A better than O(N) solution for searching a vector of sorted intervals-CodePudding

Given a set of sorted intervals (first >= second), sorted by the first element of the interval:

{1, 3}, {1, 2}, {2, 4}, {2, 2}, {2, 3}, {3, 5}, {3, 3}, {3, 7}

is there an efficient algorithm for determining the first interval that intersects a given input interval? For example:

Query ({0, 0}) = returns end()
Query ({2, 4}) = returns iterator to element 0
Query ({3, 8}) = returns iterator to element 0
Query ({4, 9}) = returns iterator to element 2
Query ({7, 8}) = returns iterator to element 7
Query ({8, 9}) = returns end()

By efficient I mean better than O(N). I have a vague feeling there's a lower_bound or upper_bound solution to this problem but I don't have the mental horsepower to work out what it is.

This is the O(N) solution that I'm unsatisfied with.

#include <iostream>
#include <algorithm>
#include <vector>
#include <string>

int main()
{
    using Interval = std::pair<int, int>;
    using Sequence = std::vector<Interval>;
    using Iterator = Sequence::const_iterator;

    auto Query = [](Sequence const & sequence, Interval const & interval) -> Iterator
    {
        return std::find_if(sequence.begin(), sequence.end(), [interval](Interval const & other) {
            return interval.first <= other.second && interval.second >= other.first;
        });
    };

    auto Print = [](Sequence const & sequence, Iterator const & iterator) -> void
    {
        if (iterator == sequence.cend())
        {
            std::cout << "end()\n";
        }
        else
        {
            std::cout << std::to_string(std::distance(sequence.cbegin(), iterator)) << "\n";
        }
    };

    Sequence sequence = {
        {1, 3}, { 1, 2 }, { 2, 4 }, { 2, 2 }, { 2, 3 }, { 3, 5 }, { 3, 3 }, { 3, 7 }
    };

    auto result = Iterator();

    result = Query(sequence, { 0, 0 });

    Print(sequence, result);

    result = Query(sequence, { 2, 4 });

    Print(sequence, result);

    result = Query(sequence, { 3, 8 });

    Print(sequence, result);

    result = Query(sequence, { 4, 9 });

    Print(sequence, result);

    result = Query(sequence, { 7, 8 });

    Print(sequence, result);

    result = Query(sequence, { 8, 9 });

    Print(sequence, result);
}

Output:

end()
0
0
2
7
end()

CodePudding user response：

There cannot be a faster than linear algorithm.
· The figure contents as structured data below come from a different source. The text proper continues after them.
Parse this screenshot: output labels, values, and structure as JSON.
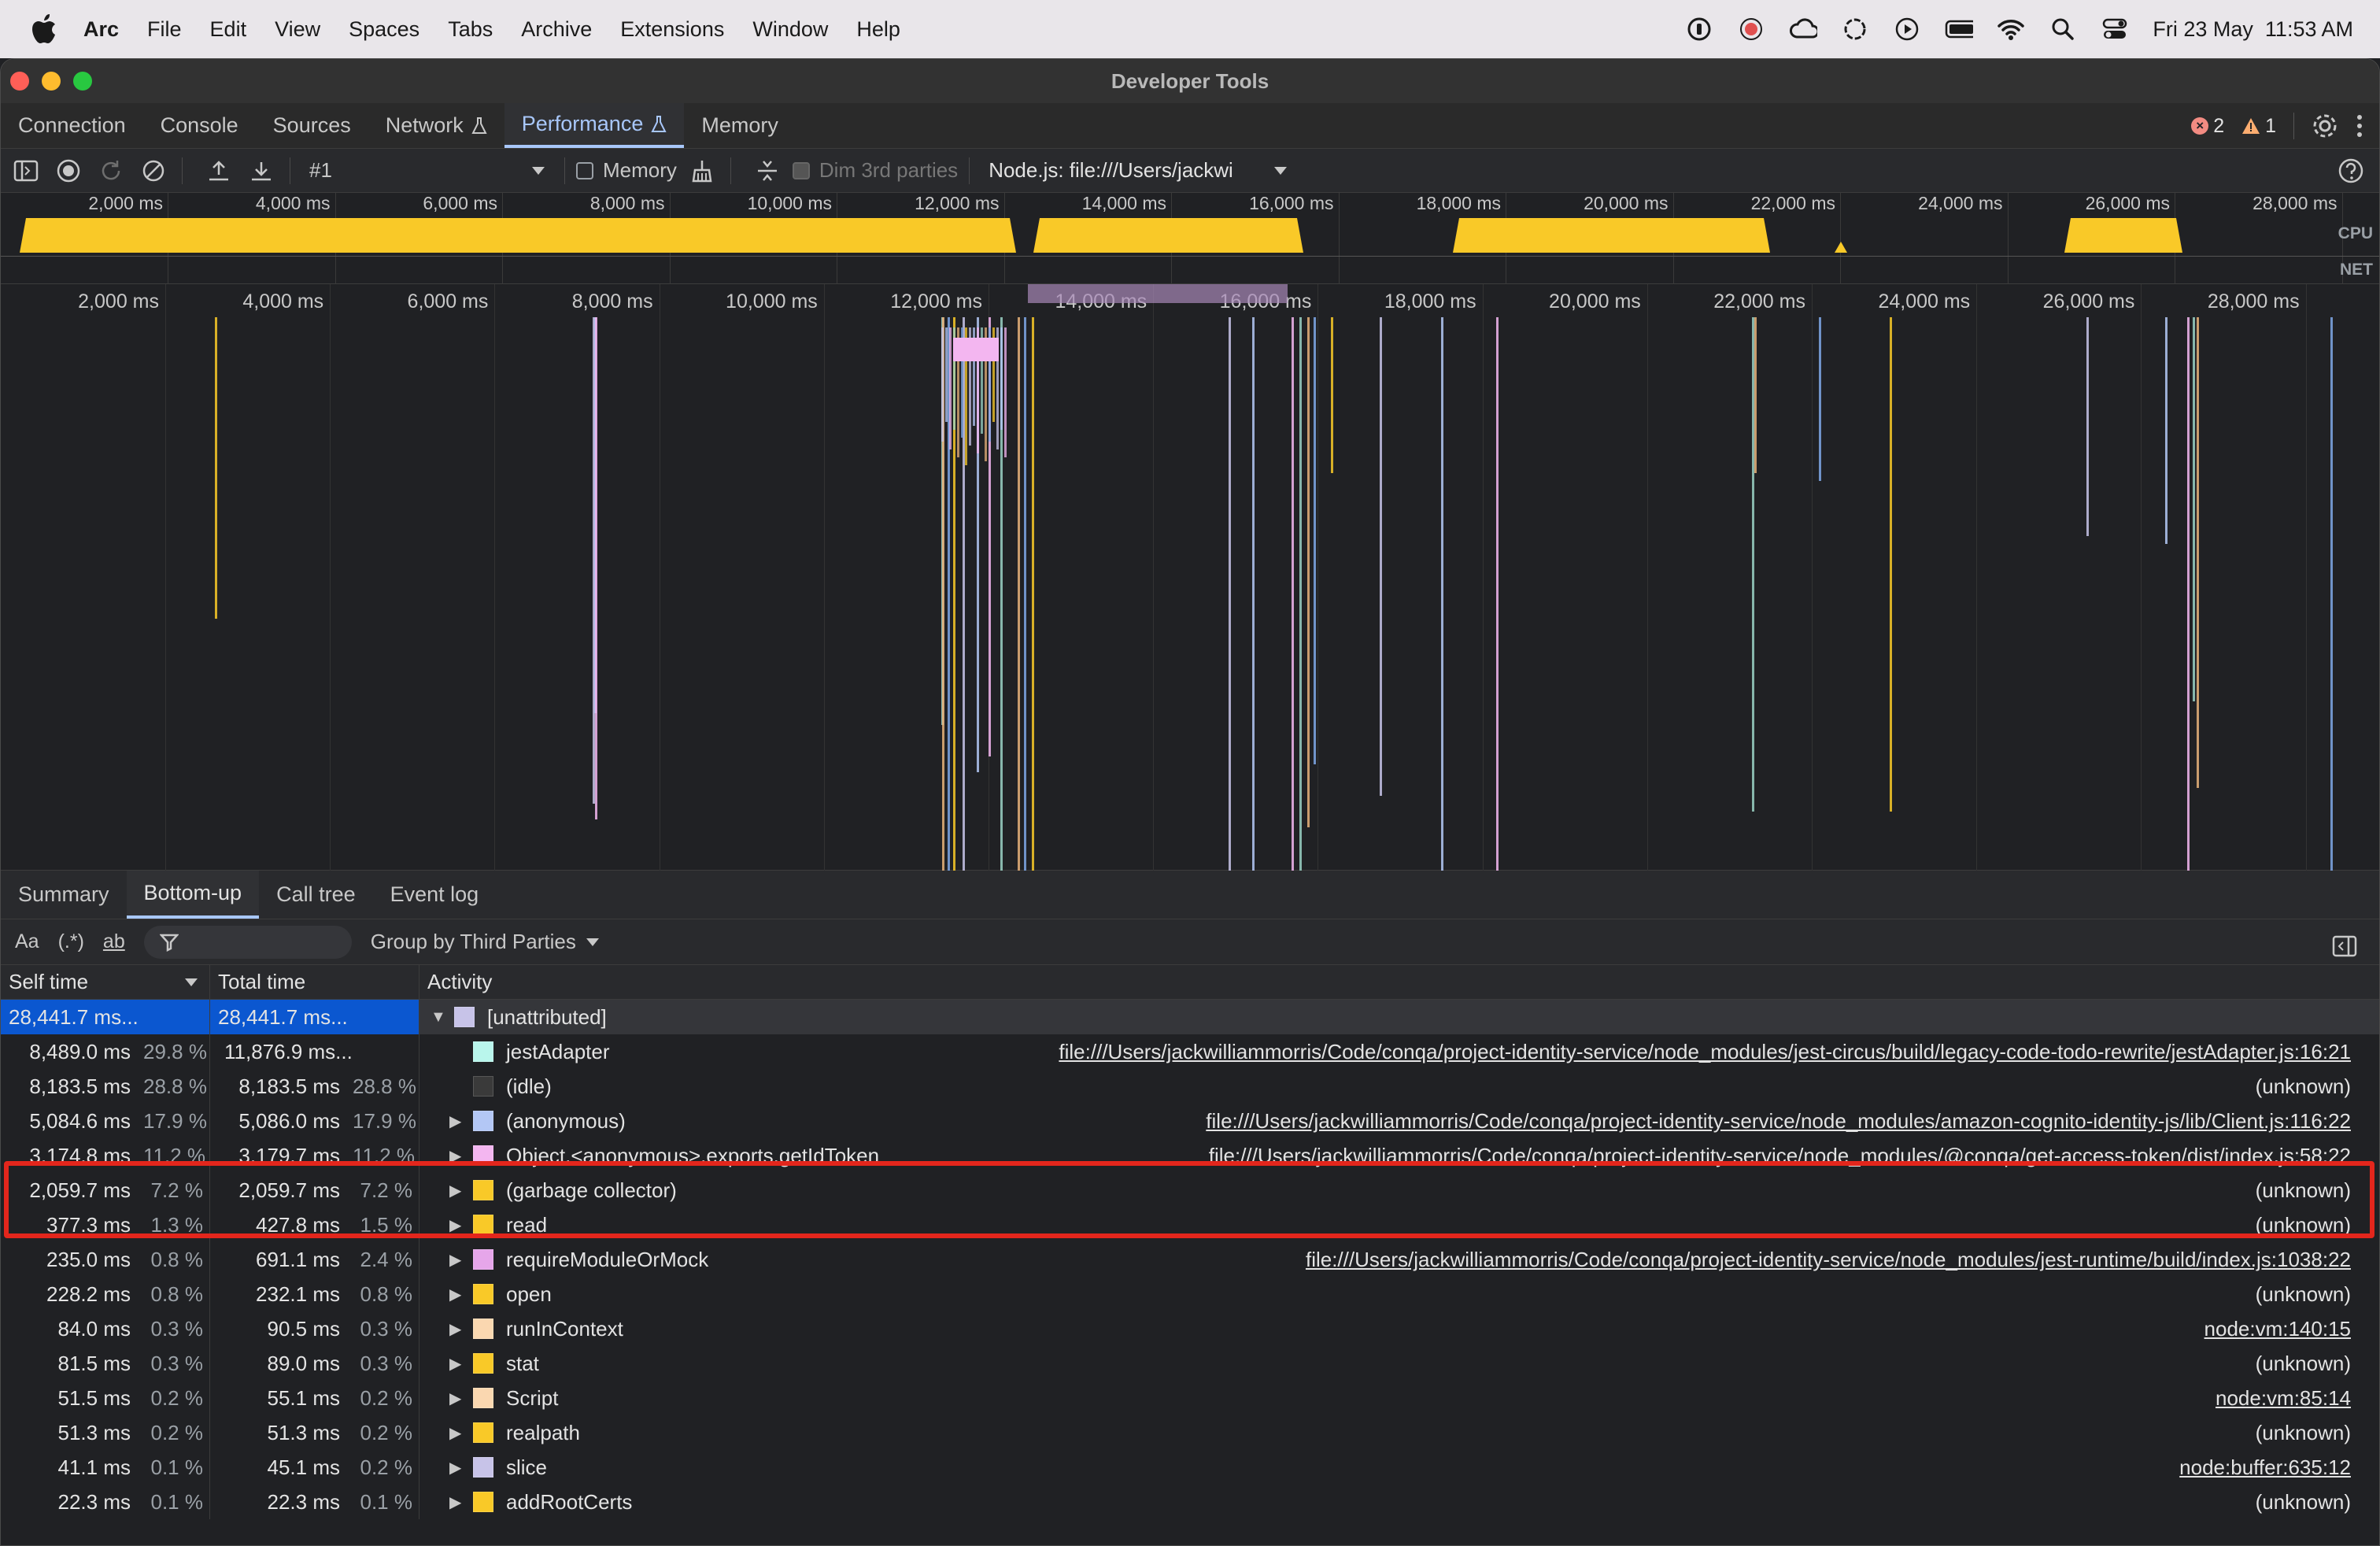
{
  "menubar": {
    "app": "Arc",
    "items": [
      "File",
      "Edit",
      "View",
      "Spaces",
      "Tabs",
      "Archive",
      "Extensions",
      "Window",
      "Help"
    ],
    "datetime": "Fri 23 May  11:53 AM"
  },
  "window": {
    "title": "Developer Tools"
  },
  "devtools_tabs": [
    {
      "label": "Connection"
    },
    {
      "label": "Console"
    },
    {
      "label": "Sources"
    },
    {
      "label": "Network"
    },
    {
      "label": "Performance"
    },
    {
      "label": "Memory"
    }
  ],
  "issues": {
    "errors": "2",
    "warnings": "1"
  },
  "toolbar": {
    "recording": "#1",
    "memory_label": "Memory",
    "dim_label": "Dim 3rd parties",
    "target": "Node.js: file:///Users/jackwi"
  },
  "overview": {
    "ticks": [
      "2,000 ms",
      "4,000 ms",
      "6,000 ms",
      "8,000 ms",
      "10,000 ms",
      "12,000 ms",
      "14,000 ms",
      "16,000 ms",
      "18,000 ms",
      "20,000 ms",
      "22,000 ms",
      "24,000 ms",
      "26,000 ms",
      "28,000 ms"
    ],
    "cpu_label": "CPU",
    "net_label": "NET"
  },
  "timeline": {
    "ticks": [
      "2,000 ms",
      "4,000 ms",
      "6,000 ms",
      "8,000 ms",
      "10,000 ms",
      "12,000 ms",
      "14,000 ms",
      "16,000 ms",
      "18,000 ms",
      "20,000 ms",
      "22,000 ms",
      "24,000 ms",
      "26,000 ms",
      "28,000 ms"
    ]
  },
  "bottom_tabs": [
    {
      "label": "Summary"
    },
    {
      "label": "Bottom-up"
    },
    {
      "label": "Call tree"
    },
    {
      "label": "Event log"
    }
  ],
  "filterbar": {
    "case_label": "Aa",
    "regex_label": "(.*)",
    "word_label": "ab",
    "group_label": "Group by Third Parties"
  },
  "table": {
    "headers": {
      "self": "Self time",
      "total": "Total time",
      "activity": "Activity"
    },
    "rows": [
      {
        "self_ms": "28,441.7 ms...",
        "self_pct": "",
        "total_ms": "28,441.7 ms...",
        "total_pct": "",
        "name": "[unattributed]",
        "url": "",
        "color": "#c7c3e8",
        "expander": "▼"
      },
      {
        "self_ms": "8,489.0 ms",
        "self_pct": "29.8 %",
        "total_ms": "11,876.9 ms...",
        "total_pct": "",
        "name": "jestAdapter",
        "url": "file:///Users/jackwilliammorris/Code/conqa/project-identity-service/node_modules/jest-circus/build/legacy-code-todo-rewrite/jestAdapter.js:16:21",
        "color": "#b9f6ec",
        "expander": ""
      },
      {
        "self_ms": "8,183.5 ms",
        "self_pct": "28.8 %",
        "total_ms": "8,183.5 ms",
        "total_pct": "28.8 %",
        "name": "(idle)",
        "url": "(unknown)",
        "color": "#3a3a3a",
        "expander": ""
      },
      {
        "self_ms": "5,084.6 ms",
        "self_pct": "17.9 %",
        "total_ms": "5,086.0 ms",
        "total_pct": "17.9 %",
        "name": "(anonymous)",
        "url": "file:///Users/jackwilliammorris/Code/conqa/project-identity-service/node_modules/amazon-cognito-identity-js/lib/Client.js:116:22",
        "color": "#b3c7f5",
        "expander": "▶"
      },
      {
        "self_ms": "3,174.8 ms",
        "self_pct": "11.2 %",
        "total_ms": "3,179.7 ms",
        "total_pct": "11.2 %",
        "name": "Object.<anonymous>.exports.getIdToken",
        "url": "file:///Users/jackwilliammorris/Code/conqa/project-identity-service/node_modules/@conqa/get-access-token/dist/index.js:58:22",
        "color": "#f3b6f0",
        "expander": "▶"
      },
      {
        "self_ms": "2,059.7 ms",
        "self_pct": "7.2 %",
        "total_ms": "2,059.7 ms",
        "total_pct": "7.2 %",
        "name": "(garbage collector)",
        "url": "(unknown)",
        "color": "#f9c928",
        "expander": "▶"
      },
      {
        "self_ms": "377.3 ms",
        "self_pct": "1.3 %",
        "total_ms": "427.8 ms",
        "total_pct": "1.5 %",
        "name": "read",
        "url": "(unknown)",
        "color": "#f9c928",
        "expander": "▶"
      },
      {
        "self_ms": "235.0 ms",
        "self_pct": "0.8 %",
        "total_ms": "691.1 ms",
        "total_pct": "2.4 %",
        "name": "requireModuleOrMock",
        "url": "file:///Users/jackwilliammorris/Code/conqa/project-identity-service/node_modules/jest-runtime/build/index.js:1038:22",
        "color": "#e6a6ea",
        "expander": "▶"
      },
      {
        "self_ms": "228.2 ms",
        "self_pct": "0.8 %",
        "total_ms": "232.1 ms",
        "total_pct": "0.8 %",
        "name": "open",
        "url": "(unknown)",
        "color": "#f9c928",
        "expander": "▶"
      },
      {
        "self_ms": "84.0 ms",
        "self_pct": "0.3 %",
        "total_ms": "90.5 ms",
        "total_pct": "0.3 %",
        "name": "runInContext",
        "url": "node:vm:140:15",
        "color": "#fad7b0",
        "expander": "▶"
      },
      {
        "self_ms": "81.5 ms",
        "self_pct": "0.3 %",
        "total_ms": "89.0 ms",
        "total_pct": "0.3 %",
        "name": "stat",
        "url": "(unknown)",
        "color": "#f9c928",
        "expander": "▶"
      },
      {
        "self_ms": "51.5 ms",
        "self_pct": "0.2 %",
        "total_ms": "55.1 ms",
        "total_pct": "0.2 %",
        "name": "Script",
        "url": "node:vm:85:14",
        "color": "#fad7b0",
        "expander": "▶"
      },
      {
        "self_ms": "51.3 ms",
        "self_pct": "0.2 %",
        "total_ms": "51.3 ms",
        "total_pct": "0.2 %",
        "name": "realpath",
        "url": "(unknown)",
        "color": "#f9c928",
        "expander": "▶"
      },
      {
        "self_ms": "41.1 ms",
        "self_pct": "0.1 %",
        "total_ms": "45.1 ms",
        "total_pct": "0.2 %",
        "name": "slice",
        "url": "node:buffer:635:12",
        "color": "#c7c3e8",
        "expander": "▶"
      },
      {
        "self_ms": "22.3 ms",
        "self_pct": "0.1 %",
        "total_ms": "22.3 ms",
        "total_pct": "0.1 %",
        "name": "addRootCerts",
        "url": "(unknown)",
        "color": "#f9c928",
        "expander": "▶"
      }
    ]
  },
  "colors": {
    "accent": "#a8c7fa",
    "cpu": "#f9c928",
    "highlight": "#e3261c",
    "selection": "#0b57d0"
  }
}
Consider the input where the first value of each element is 0 and the second value is random uniform over some range. Consider the query to be {x,x 1} where x is in the same range.

Since you want "the first interval that intersects a given input", the sorting is now useless. You must scan it all.

Hence, you cannot beat O(N).

CodePudding user response：

As said in the comments, with the data structure outlined in the question you cannot do better than linear

You cannot afford to skip any interval whose left bound is lower than the right bound of your requested interval, as the right bound (over which there's no sort/constraint) can always assume a value that may make the examined interval intersect, so you cannot jump immediately to an "interesting zone" using binary search.

although you can have an early exit once you reach the interval whose left bound is greater than the query's right bound.

However, given that OP is ok with changing the data representation, this can be made much easier once you make the intervals non-overlapping; given that we are only interested in an intersects/doesn't intersect test, it's not much of a problem.

Starting with the sorted data, merging overlapping intervals is just a matter of a single linear pass to do once: keep a "current" element, and keep it growing as long as you read overlapping elements; once you get a disjoint one, push the "current" one and make this the new "current". This can be also easily be made to work inplace, as a variant of the usual remove_if algorithm.

Once you have sorted disjoint intervals, you can apply binary search to your problem to have O(log n) queries. Instead of a vector<pair> a more advantageous structure is a plain vector<int> with the (sorted) bounds flattened into a single sequence.

With this representation, a query goes like this:

do a upper_bound looking for the left bound of the query interval;
if you get end, then no bound is greater, so we have no intersection;
otherwise, get the index from the iterator:
- if the index is odd, it means that the first bound greater than the searched value is a right bound; that means that the query left bound falls inside an interval, thus we have an intersection;
- otherwise, the left bound of the query falls in a hole between two intervals, so we have to check the right bound of the query; the (even-indexed) element that was found by upper_bound is the left bound of the next interval: if it's less than the right bound of the query, then we have an intersection, otherwise the query interval falls fully inside the hole, so there's no intersection.